El Tribunal de casación ha de autocontenerse para no invadir las competencias de los Tribunales de instancia y apelación subvirtiendo el reparto de espacios funcionales trazado por el legislador y atribuyéndose funciones de íntegra valoración probatoria que legalmente no le corresponden. En principio, sentada la suficiencia en abstracto de la prueba y el ajuste a parámetros de lógica de la forma de deducir y razonar del Tribunal de instancia, el debate sobre la credibilidad mayor o menor de unos medios de prueba frente a otros, la interrelación entre todos ellos, el contraste entre la auto proclamada inocencia del acusado y los elementos de prueba testificales o de otro signo que apuntan en dirección contraria, queda agotado tras la revisión en apelación de lo decidido en la instancia. No puede reproducirse en casación sin traicionar los ámbitos funcionales que nuestro legislador procesal delimita entre los Tribunales de instancia y apelación y el de casación.

En aplicación de esa doctrina esta Sala (vid. STS 216/2019, de 24 de abril, por todas) viene proclamando que nuestro control frente a sentencias dictadas en grado de apelación y cuando se invoca la lesión del principio de presunción de inocencia se limita a las siguientes pautas:

(i) Comprobación de que hay prueba de cargo practicada en la instancia (prueba existente).

(ii) Comprobación de que esa prueba de cargo ha sido obtenida y aportada al proceso con las garantías exigidas por la Constitución y las leyes procesales (prueba lícita).

(iii) Comprobación de que esa prueba de cargo, realmente existente y lícita, ha de considerase bastante para justificar la condena (prueba suficiente).

(iv) Comprobación de que tal prueba ha sido razonadamente tenida como de cargo en función del análisis del cuadro probatorio en su conjunto (prueba de cargo razonada).

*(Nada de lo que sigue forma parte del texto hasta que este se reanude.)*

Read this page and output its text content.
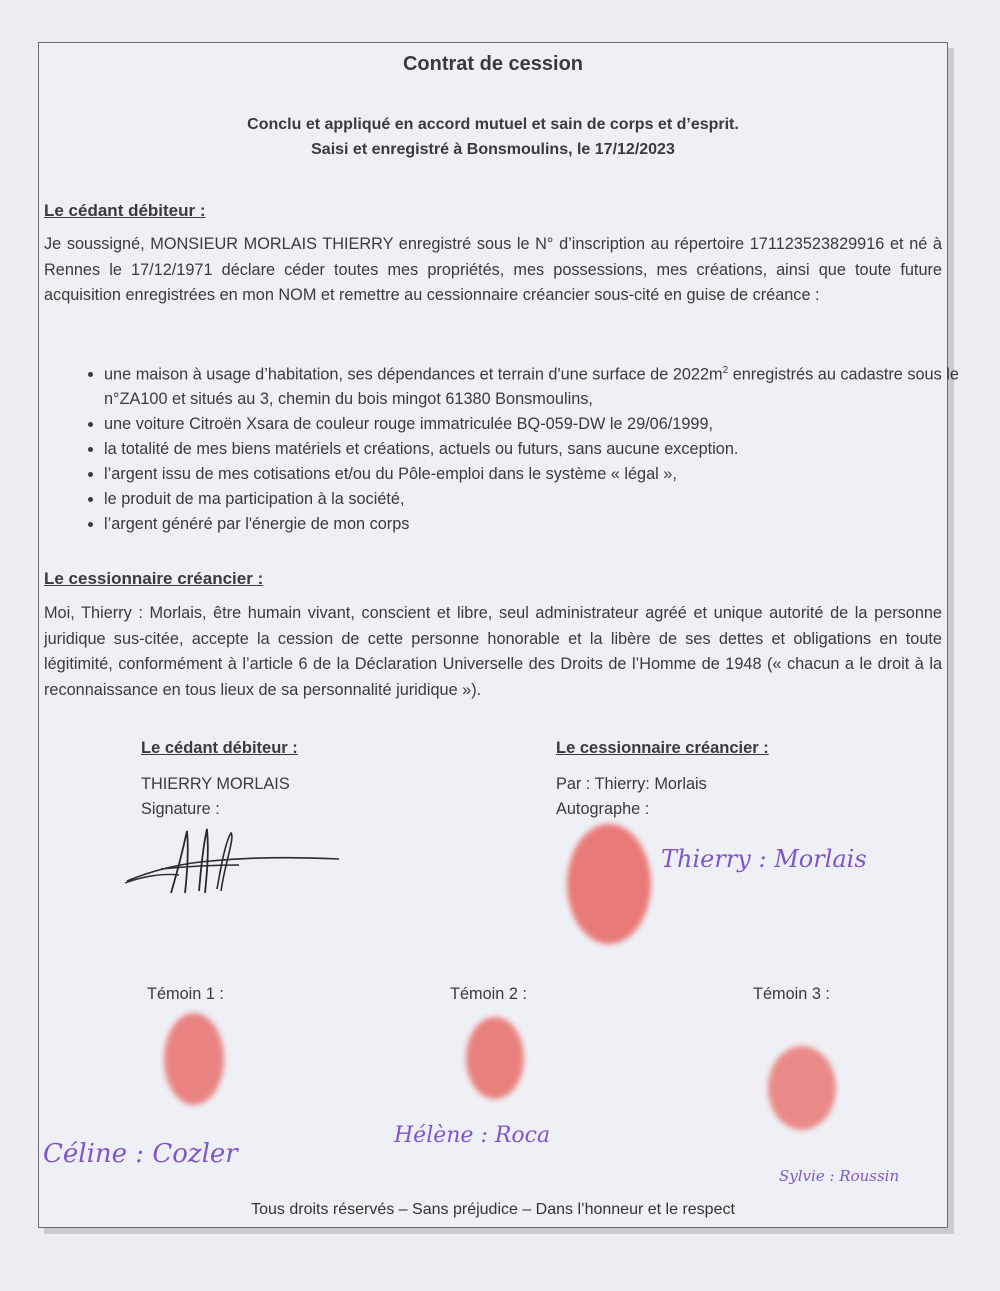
Contrat de cession
Conclu et appliqué en accord mutuel et sain de corps et d’esprit.
Saisi et enregistré à Bonsmoulins, le 17/12/2023
Le cédant débiteur :
Je soussigné, MONSIEUR MORLAIS THIERRY enregistré sous le N° d’inscription au répertoire 171123523829916 et né à Rennes le 17/12/1971 déclare céder toutes mes propriétés, mes possessions, mes créations, ainsi que toute future acquisition enregistrées en mon NOM et remettre au cessionnaire créancier sous-cité en guise de créance :
• une maison à usage d’habitation, ses dépendances et terrain d'une surface de $2022m^2$ enregistrés au cadastre sous le n°ZA100 et situés au 3, chemin du bois mingot 61380 Bonsmoulins,
• une voiture Citroën Xsara de couleur rouge immatriculée BQ-059-DW le 29/06/1999,
• la totalité de mes biens matériels et créations, actuels ou futurs, sans aucune exception.
• l’argent issu de mes cotisations et/ou du Pôle-emploi dans le système « légal »,
• le produit de ma participation à la société,
• l’argent généré par l'énergie de mon corps
Le cessionnaire créancier :
Moi, Thierry : Morlais, être humain vivant, conscient et libre, seul administrateur agréé et unique autorité de la personne juridique sus-citée, accepte la cession de cette personne honorable et la libère de ses dettes et obligations en toute légitimité, conformément à l’article 6 de la Déclaration Universelle des Droits de l’Homme de 1948 (« chacun a le droit à la reconnaissance en tous lieux de sa personnalité juridique »).
Le cédant débiteur :
THIERRY MORLAIS
Signature :
Le cessionnaire créancier :
Par : Thierry: Morlais
Autographe :
Thierry : Morlais
Témoin 1 :
Céline : Cozler
Témoin 2 :
Hélène : Roca
Témoin 3 :
Sylvie : Roussin
Tous droits réservés – Sans préjudice – Dans l’honneur et le respect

7.4 En el caso que centra nuestra atención el tribunal de apelación en el fundamento jurídico primero, apartado 2, de su sentencia, se desestimó la pretensión de nulidad argumentando que la prueba pericial es de naturaleza personal y su apreciación corresponde el órgano de enjuiciamiento y que, frente a lo argumentado por la defensa, el informe pericial refirió en sus antecedentes la existencia del trastorno bipolar y no era cierto que el médico forense al ratificar el informe manifestase que este padecimiento era irrelevante, sino que en este caso no influyó en el comportamiento del acusado, porque sus actos fueron incompatibles con una falta de capacidad de comprender y querer. Por lo tanto, el tribunal de segunda instancia ha dado contestación suficiente y razonable a la queja que ahora se reitera, pero abundaremos en otras razones que abocan a la desestimación del motivo.

Según hemos referido anteriormente, para apreciar la circunstancia eximente o atenuante de trastorno mental o drogadicción se precisa, además, de una patología psiquiátrica o un consumo abusivo de alcohol o drogas que por consecuencia de lo anterior se produzca una anulación o limitación severa de alguna de las facultades psíquicas del sujeto, es decir, la cognoscitiva o de conocimiento por el individuo del alcance de la ilicitud de su conducta y la volitiva o de libre voluntad para acomodar su comportamiento a ese previo conocimiento de la ilicitud del acto que llevaba a cabo y una relación de sentido entre la enfermedad y sus consecuencias en lo psíquico con el delito efectivamente ejecutado ( STS 60/2016, de 4 de febrero).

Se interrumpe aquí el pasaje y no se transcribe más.